BOSTON--Lawyers for a Harvard social club which is facing a lawsuit from a New Jersey woman over an alleged rape there two years ago have asked that the trial be moved to western Massachusetts.
The move by attorneys for the Pi Eta Speakers Club came just weeks after a Massachusetts Appeals Court judge overturned a gag order which prevented the woman or her lawyers from discussing the case with the press or public.
In a motion filed Dec. 17, Boston attorney Lee S. MacPhee argued that news articles about the case have biased potential jurors' minds, making a fair trial here impossible. He asked Suffolk Superior Court Judge Malcolm Graham to shift the case to Franklin, Hampshire or Berkshire County, or to bring a jury from one of those counties to Boston to hear the case.
"My client's right to a fair trial has been compromised," MacPhee said in an interview yesterday.
No date has been set for a hearing on the request to move the trial, which is scheduled to begin March 6.
MacPhee's motion prompted lawyers representing the woman to ask for sanctions against the club and a former president, who is also a defendant in the suit.
The woman's lawyers asserted that the motion to transfer the trial to another part of the state was brought in "bad faith" and is an attempt to punish the woman for bringing the suit.
Mark F. Itzkowitz and Jeffrey A. Newman, the attorneys for the plaintiff, declined to be interviewed for this story. But in court filings they accused the defense of "outrageous misconduct" for filing the motion.
The plaintiff "should not be required to continue to fight costly legal battles to protect her constitutional rights when there is no basis for the defendants to seek to violate them," the two argued. The lawyers also criticized the club for presenting some of the same newspaper clippings which were held to be an insufficient basis for the gag order.

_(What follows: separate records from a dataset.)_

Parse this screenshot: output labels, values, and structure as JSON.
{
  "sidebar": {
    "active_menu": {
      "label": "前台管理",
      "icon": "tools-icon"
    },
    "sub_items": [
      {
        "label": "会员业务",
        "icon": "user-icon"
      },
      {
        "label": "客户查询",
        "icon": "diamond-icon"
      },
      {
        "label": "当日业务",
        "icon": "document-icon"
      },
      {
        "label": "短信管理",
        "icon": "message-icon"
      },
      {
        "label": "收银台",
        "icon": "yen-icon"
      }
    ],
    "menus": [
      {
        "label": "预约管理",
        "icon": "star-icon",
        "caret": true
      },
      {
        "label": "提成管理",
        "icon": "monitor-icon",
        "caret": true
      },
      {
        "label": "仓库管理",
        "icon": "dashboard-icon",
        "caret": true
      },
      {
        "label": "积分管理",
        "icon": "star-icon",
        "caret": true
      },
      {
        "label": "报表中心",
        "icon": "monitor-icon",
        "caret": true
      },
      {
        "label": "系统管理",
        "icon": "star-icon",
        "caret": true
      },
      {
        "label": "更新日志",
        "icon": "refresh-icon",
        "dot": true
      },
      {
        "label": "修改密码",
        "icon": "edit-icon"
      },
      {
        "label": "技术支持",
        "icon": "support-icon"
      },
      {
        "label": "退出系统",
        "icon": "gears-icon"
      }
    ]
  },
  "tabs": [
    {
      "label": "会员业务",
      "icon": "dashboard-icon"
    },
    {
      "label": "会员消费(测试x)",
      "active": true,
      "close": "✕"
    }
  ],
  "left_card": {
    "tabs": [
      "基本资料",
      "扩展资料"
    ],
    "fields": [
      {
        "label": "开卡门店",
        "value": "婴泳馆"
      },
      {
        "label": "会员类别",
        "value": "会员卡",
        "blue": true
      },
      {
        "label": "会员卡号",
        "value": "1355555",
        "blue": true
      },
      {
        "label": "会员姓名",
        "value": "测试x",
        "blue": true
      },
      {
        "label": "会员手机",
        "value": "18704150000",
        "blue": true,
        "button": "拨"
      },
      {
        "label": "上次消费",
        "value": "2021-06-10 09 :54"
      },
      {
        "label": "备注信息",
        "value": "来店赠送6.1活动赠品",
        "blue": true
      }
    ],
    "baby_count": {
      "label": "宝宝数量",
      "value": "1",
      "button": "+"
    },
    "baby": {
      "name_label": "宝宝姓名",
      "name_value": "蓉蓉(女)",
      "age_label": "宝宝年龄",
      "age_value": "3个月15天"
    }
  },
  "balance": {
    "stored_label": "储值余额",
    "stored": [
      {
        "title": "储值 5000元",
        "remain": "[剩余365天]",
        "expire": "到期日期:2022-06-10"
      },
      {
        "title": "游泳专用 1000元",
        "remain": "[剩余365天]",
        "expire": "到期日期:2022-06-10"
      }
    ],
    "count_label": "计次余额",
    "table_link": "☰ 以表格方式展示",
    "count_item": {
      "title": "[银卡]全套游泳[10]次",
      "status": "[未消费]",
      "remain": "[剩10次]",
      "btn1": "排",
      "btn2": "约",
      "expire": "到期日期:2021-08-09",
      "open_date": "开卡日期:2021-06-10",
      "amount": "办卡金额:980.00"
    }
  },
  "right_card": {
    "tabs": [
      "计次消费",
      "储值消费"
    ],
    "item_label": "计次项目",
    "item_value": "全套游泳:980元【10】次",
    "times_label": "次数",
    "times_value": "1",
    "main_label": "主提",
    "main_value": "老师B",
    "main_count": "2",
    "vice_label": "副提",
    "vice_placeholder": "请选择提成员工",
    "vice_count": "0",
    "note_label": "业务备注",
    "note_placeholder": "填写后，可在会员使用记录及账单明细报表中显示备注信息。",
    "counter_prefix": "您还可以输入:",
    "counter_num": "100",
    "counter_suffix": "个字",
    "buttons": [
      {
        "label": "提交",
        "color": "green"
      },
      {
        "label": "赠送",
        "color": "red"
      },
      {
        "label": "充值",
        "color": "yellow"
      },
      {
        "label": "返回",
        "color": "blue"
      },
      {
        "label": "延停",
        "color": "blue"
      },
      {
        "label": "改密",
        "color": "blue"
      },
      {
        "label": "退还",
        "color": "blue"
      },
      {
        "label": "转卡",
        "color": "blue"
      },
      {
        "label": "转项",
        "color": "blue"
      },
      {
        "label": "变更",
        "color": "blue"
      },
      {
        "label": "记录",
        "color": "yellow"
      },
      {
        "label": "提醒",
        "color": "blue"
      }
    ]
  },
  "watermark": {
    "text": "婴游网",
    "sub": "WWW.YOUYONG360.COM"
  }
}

MacPhee said yesterday he was "unconcerned" by the request for sanctions against him and the club.
"It is unfortunate that my client's exercise of its rights is seen by anyone else as sanctionable," he said.
MacPhee also suggested there was an element of hypocrisy to the plaintiffs' efforts to punish him for asking the court to move the case out of Boston.
"Some people think that the rules don't apply to both sides," he said.
The lawsuit, which was filed in August, 1989, alleges that the former Northeastern University student was raped at the club during a 1988 Harvard-Yale game party. In the suit, the woman argues that the club failed to supervise the event adequately and violated state law by serving liquor to minors.